HC Deb 11 March 1853 vol 125 cc34-6

presented a petition from Robert Edmund Bower, then in the custody of the Serjeant at Arms, for having refused to take an oath, or make a declaration, previously to tendering his evidence before the Committee appointed to try the merits of the petition presented against the return of Sir Alexander Cock-burn for Southampton. The Petitioner prayed the House either to let him make an affirmation before the Committee which shall be binding on his conscience, or to set him at liberty. He would now move that the Petitioner be discharged from custody, without payment of fees. It might perhaps be proper to say a few words in explanation of the circumstances under which this person was placed in custody. On Wednesday morning, he (Mr. Herbert), as Chairman of the Southampton Election Committee, felt it his duty to report Bower's conduct to the House. Bower's refusal to take an oath or make a declaration took place on Tuesday, and the Committee then felt that they were justified in putting their powers with regard to witnesses in execution, by ordering Bower at once to be placed in the custody of the Serjeant at Arms. But, from everything that had taken place, the Committee believed that Bower had bonâ fide a conscientious scruple to taking an oath or making a declaration; and even if Bower had not presented this petition, the Committee would have asked the House to consent to his release. He (Mr. Herbert) might add that the case for the petitioners had closed, and that their counsel had stated that he had no wish to keep the man in custody. There could, therefore, be no earthly purpose why Bower should remain any longer in custody.
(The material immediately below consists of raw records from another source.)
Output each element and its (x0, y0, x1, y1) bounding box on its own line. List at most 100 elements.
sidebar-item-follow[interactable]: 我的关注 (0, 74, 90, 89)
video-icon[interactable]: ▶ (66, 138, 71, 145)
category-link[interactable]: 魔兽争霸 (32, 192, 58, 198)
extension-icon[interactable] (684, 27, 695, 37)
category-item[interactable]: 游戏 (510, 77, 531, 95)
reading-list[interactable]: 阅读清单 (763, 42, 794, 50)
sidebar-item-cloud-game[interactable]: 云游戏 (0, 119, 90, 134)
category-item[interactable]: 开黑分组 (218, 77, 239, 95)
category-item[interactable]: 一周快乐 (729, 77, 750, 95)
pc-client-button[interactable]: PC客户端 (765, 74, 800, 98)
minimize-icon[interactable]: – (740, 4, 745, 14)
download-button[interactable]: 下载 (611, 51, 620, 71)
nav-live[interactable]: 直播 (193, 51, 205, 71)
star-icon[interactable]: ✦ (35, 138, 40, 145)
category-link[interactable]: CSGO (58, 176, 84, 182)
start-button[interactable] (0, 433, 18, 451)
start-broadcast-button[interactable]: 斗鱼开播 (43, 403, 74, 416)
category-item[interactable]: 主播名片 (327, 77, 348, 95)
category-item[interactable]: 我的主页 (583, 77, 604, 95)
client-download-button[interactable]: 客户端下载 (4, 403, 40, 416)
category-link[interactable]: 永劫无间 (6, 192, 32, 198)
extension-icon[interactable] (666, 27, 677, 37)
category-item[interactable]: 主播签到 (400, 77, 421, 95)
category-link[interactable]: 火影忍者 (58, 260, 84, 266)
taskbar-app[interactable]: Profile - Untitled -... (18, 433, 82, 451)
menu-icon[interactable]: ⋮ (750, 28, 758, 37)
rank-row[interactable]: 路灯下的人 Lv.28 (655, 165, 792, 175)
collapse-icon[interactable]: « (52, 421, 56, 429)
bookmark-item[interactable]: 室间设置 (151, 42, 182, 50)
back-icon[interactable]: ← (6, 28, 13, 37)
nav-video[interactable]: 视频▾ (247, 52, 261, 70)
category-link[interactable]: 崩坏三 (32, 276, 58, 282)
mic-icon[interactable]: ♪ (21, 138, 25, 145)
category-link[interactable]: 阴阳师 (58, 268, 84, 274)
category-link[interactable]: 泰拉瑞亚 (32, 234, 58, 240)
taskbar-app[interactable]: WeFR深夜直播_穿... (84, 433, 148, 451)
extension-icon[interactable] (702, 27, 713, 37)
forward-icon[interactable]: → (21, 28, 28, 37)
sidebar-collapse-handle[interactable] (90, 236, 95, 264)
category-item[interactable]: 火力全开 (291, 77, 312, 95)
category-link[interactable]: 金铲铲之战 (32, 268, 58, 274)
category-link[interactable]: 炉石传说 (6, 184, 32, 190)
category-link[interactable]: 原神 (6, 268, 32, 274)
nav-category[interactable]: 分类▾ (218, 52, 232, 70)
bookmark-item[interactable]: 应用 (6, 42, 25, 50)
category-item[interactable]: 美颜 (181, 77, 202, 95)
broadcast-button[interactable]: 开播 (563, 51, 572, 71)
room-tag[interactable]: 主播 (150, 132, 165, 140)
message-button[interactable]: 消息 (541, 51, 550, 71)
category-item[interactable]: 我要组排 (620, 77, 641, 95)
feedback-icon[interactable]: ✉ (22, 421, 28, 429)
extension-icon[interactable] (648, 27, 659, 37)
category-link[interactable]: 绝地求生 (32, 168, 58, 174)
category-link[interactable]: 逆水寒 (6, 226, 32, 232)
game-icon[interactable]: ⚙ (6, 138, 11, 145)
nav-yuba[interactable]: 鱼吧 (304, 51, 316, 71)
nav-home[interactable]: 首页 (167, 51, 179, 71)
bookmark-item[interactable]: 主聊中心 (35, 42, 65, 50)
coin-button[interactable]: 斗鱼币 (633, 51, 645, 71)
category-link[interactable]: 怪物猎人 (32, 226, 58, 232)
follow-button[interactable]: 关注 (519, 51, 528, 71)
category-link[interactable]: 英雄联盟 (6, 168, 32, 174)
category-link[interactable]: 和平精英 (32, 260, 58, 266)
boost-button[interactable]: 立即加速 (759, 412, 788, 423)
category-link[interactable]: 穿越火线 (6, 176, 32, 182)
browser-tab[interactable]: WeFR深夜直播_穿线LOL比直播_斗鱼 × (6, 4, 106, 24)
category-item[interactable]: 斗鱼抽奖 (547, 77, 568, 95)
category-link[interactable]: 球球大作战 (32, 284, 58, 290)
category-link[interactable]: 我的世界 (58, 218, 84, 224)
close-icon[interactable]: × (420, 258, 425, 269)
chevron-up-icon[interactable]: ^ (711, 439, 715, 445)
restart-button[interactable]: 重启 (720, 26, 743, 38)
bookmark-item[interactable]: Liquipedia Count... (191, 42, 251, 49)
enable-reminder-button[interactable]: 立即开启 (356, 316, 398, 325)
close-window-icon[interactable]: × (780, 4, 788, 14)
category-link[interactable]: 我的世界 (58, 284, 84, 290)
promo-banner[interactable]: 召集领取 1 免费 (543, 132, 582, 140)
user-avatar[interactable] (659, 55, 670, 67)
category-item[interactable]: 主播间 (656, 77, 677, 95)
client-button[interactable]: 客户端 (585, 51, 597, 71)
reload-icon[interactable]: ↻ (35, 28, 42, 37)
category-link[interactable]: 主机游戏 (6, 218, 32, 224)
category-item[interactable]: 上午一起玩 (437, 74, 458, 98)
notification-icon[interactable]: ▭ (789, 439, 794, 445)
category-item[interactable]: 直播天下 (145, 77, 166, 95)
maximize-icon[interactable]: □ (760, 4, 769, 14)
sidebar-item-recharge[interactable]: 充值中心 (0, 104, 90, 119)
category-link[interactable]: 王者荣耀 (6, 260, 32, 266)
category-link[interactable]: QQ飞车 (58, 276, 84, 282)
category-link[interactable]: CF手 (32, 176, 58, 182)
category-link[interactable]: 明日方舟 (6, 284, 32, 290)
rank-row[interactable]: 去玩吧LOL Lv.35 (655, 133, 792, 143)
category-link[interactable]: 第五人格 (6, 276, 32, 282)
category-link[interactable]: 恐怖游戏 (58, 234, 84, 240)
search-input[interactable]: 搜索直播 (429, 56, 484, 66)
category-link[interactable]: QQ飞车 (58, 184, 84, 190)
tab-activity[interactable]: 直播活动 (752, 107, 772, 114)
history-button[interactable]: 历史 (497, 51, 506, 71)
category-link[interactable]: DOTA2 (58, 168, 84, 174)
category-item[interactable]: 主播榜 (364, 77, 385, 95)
said, he did not rise for the purpose of objecting to the Motion, but rather to call the attention of Her Majesty's Government to the extremely unsatisfactory state of the law on the subject. His remarks were not intended to apply exclusively to the proceedings of Select Committees of that House. By the present state of the law there were provisions for relieving certain persons from taking oaths. The persons so privileged were Quakers, Moravians, (as well as persons who had been either Quakers or Moravians), and the sect called Separatists. He did not pretend to know what were the distinguishing characteristics of that sect. Now, when it happened that a witness presented himself to give evidence in a Court of Law, who did not belong to any of the religious bodies just named, but who, like them, had an objection to taking an oath, the Court was obliged to commit him or dispense with his evidence. He thought it would be extremely desirable to give Courts of Law in such cases power to receive evidence on affirmation. Of course, if it was believed that a witness pretended to have a conscientious scruple to taking an oath, merely with the view of evasion, no one would sympathise with him if he were committed by the Court.

Ordered—" That Robert Edmund Bower be discharged out of the custody of the Serjeant at Arms attending this House, without payment of fees; and that Mr. Speaker do issue his warrants accordingly."


observed, that the Motion of Mr. Herbert included exemption from payment of fees by Bower.

It was then agreed that Bower should be released without being subjected to costs.